Mom, although banded, was never identified. She was believed to have been banded as a wild bird in Western Canada. Mom, together with Dad (Percy), raised and fledged 9 chicks of her own, plus 2 foster chicks in 1995. She left Hamilton in the fall of 1998, and never returned.
Toledo was fledged from an urban nest in Toledo, OH in 1995, and came to Hamilton in late 1998, after 'Mom' had left. In her first year of nesting (1999) all her eggs failed, but two foster chicks were introduced to the nest, and fledged successfully. In the following year she fledged 3 chicks of her own with Percy. She was killed in a collision with a car in November 2000.
2001-2014 MADAME X (Runaround Sue)
Madame X was so named because initially her identity was a mystery to falcon watchers. It was later learned that she was hatched on a bridge on the Cross-Valley Expressway in Wilkes-Barre, Luzerne County, Pennsylvania, and banded on 7 June 1999. She was known to the falcon watchers there as 'Runaround Sue', a name suggested after she was seen running along the expressway guide wall one morning. In the spring of 2001, Madame X paired up with Percy, and in June the pair produced and fledged two chicks. She would rule the roost in Hamilton for 14 years, pairing up with four different males over that time, and fledging 43 chicks. Her final year nesting in Hamilton, 2014, was the only time all her eggs failed to hatch. Grand old bird that she was, she attempted a second clutch, but those too did not hatch. In the spring of 2015 she disappeared after suffering an injury to a foot. It is suspected that our aging matriarch lost a territorial battle with her replacement, Lily (see below).

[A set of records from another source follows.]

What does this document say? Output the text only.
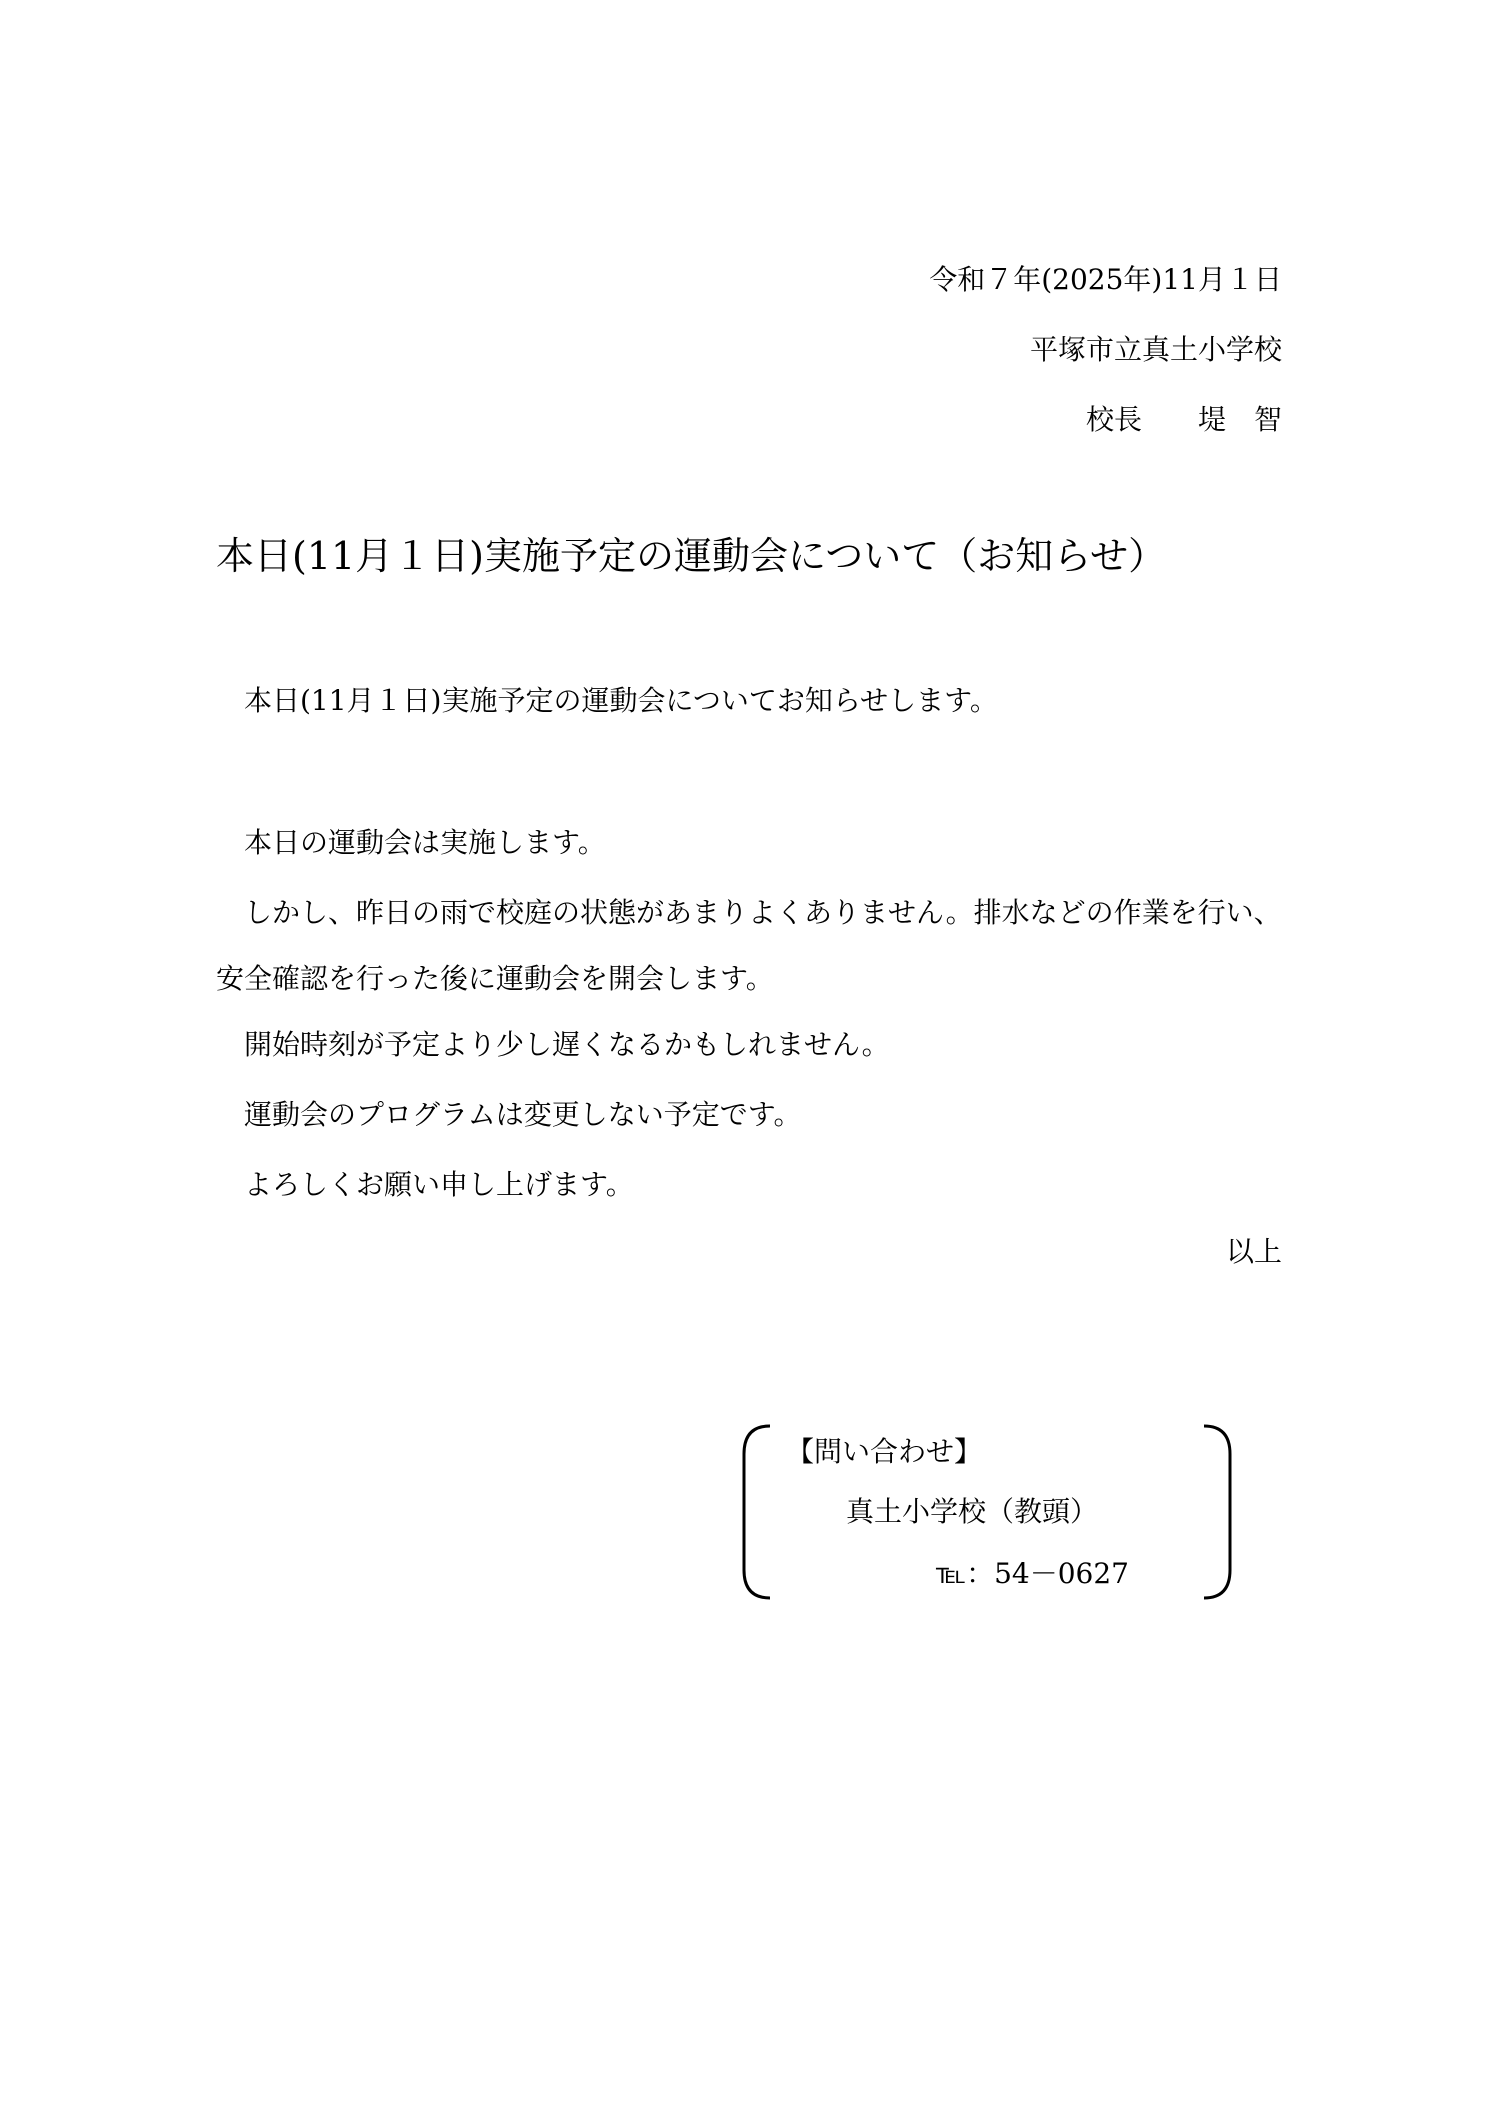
令和７年(2025年)11月１日
平塚市立真土小学校
校長　　堤　智
本日(11月１日)実施予定の運動会について（お知らせ）
本日(11月１日)実施予定の運動会についてお知らせします。
本日の運動会は実施します。
しかし、昨日の雨で校庭の状態があまりよくありません。排水などの作業を行い、安全確認を行った後に運動会を開会します。
開始時刻が予定より少し遅くなるかもしれません。
運動会のプログラムは変更しない予定です。
よろしくお願い申し上げます。
以上
【問い合わせ】
真土小学校（教頭）
℡：54－0627
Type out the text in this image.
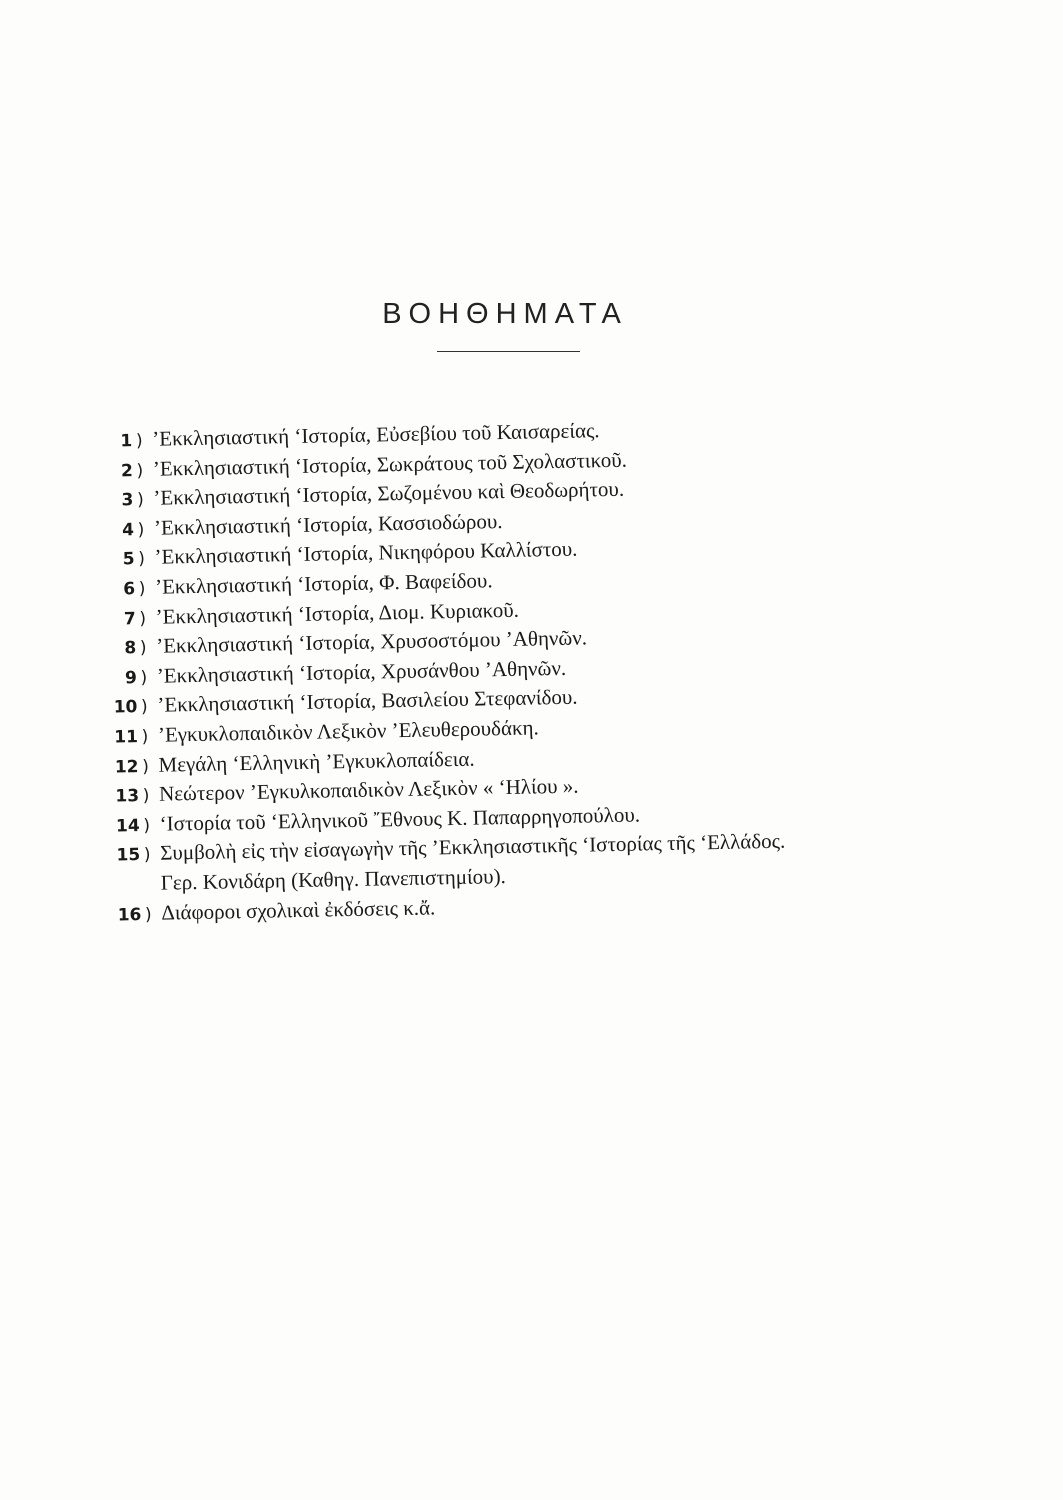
ΒΟΗΘΗΜΑΤΑ
1 ) ’Εκκλησιαστική ‘Ιστορία, Εὐσεβίου τοῦ Καισαρείας.
2 ) ’Εκκλησιαστική ‘Ιστορία, Σωκράτους τοῦ Σχολαστικοῦ.
3 ) ’Εκκλησιαστική ‘Ιστορία, Σωζομένου καὶ Θεοδωρήτου.
4 ) ’Εκκλησιαστική ‘Ιστορία, Κασσιοδώρου.
5 ) ’Εκκλησιαστική ‘Ιστορία, Νικηφόρου Καλλίστου.
6 ) ’Εκκλησιαστική ‘Ιστορία, Φ. Βαφείδου.
7 ) ’Εκκλησιαστική ‘Ιστορία, Διομ. Κυριακοῦ.
8 ) ’Εκκλησιαστική ‘Ιστορία, Χρυσοστόμου ’Αθηνῶν.
9 ) ’Εκκλησιαστική ‘Ιστορία, Χρυσάνθου ’Αθηνῶν.
10 ) ’Εκκλησιαστική ‘Ιστορία, Βασιλείου Στεφανίδου.
11 ) ’Εγκυκλοπαιδικὸν Λεξικὸν ’Ελευθερουδάκη.
12 ) Μεγάλη ‘Ελληνικὴ ’Εγκυκλοπαίδεια.
13 ) Νεώτερον ’Εγκυλκοπαιδικὸν Λεξικὸν « ‘Ηλίου ».
14 ) ‘Ιστορία τοῦ ‘Ελληνικοῦ ῎Εθνους Κ. Παπαρρηγοπούλου.
15 ) Συμβολὴ εἰς τὴν εἰσαγωγὴν τῆς ’Εκκλησιαστικῆς ‘Ιστορίας τῆς ‘Ελλάδος.
Γερ. Κονιδάρη (Καθηγ. Πανεπιστημίου).
16 ) Διάφοροι σχολικαὶ ἐκδόσεις κ.ἄ.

Mozart was banded in 1999 as a wild bird at Terminal Tower, Public Square, Cleveland, Ohio. He was the son of Zenith (f) and Bullet (m). Mozart and an unbanded female tried to establish a nest at St. Catharines, Ontario in 2001, but were unsuccessful. Exactly when he arrived in Hamilton is uncertain, but based on webcam photos we are now reasonably sure that Mozart was the father of the chicks hatched by Madame X in 2002. Mozart disappeared sometime between March 20 and June 12, 2003. This was discovered after the 2003 chicks were banded when observers noted that the adult male attending the nest had no bands on his legs. A male Peregrine carrying the same colour leg band as Mozart was seen at Christie Lake Conservation Area in the Flamborough Township area of Hamilton on Dec. 26, 2003, but it was not possible to confirm that this bird was Mozart.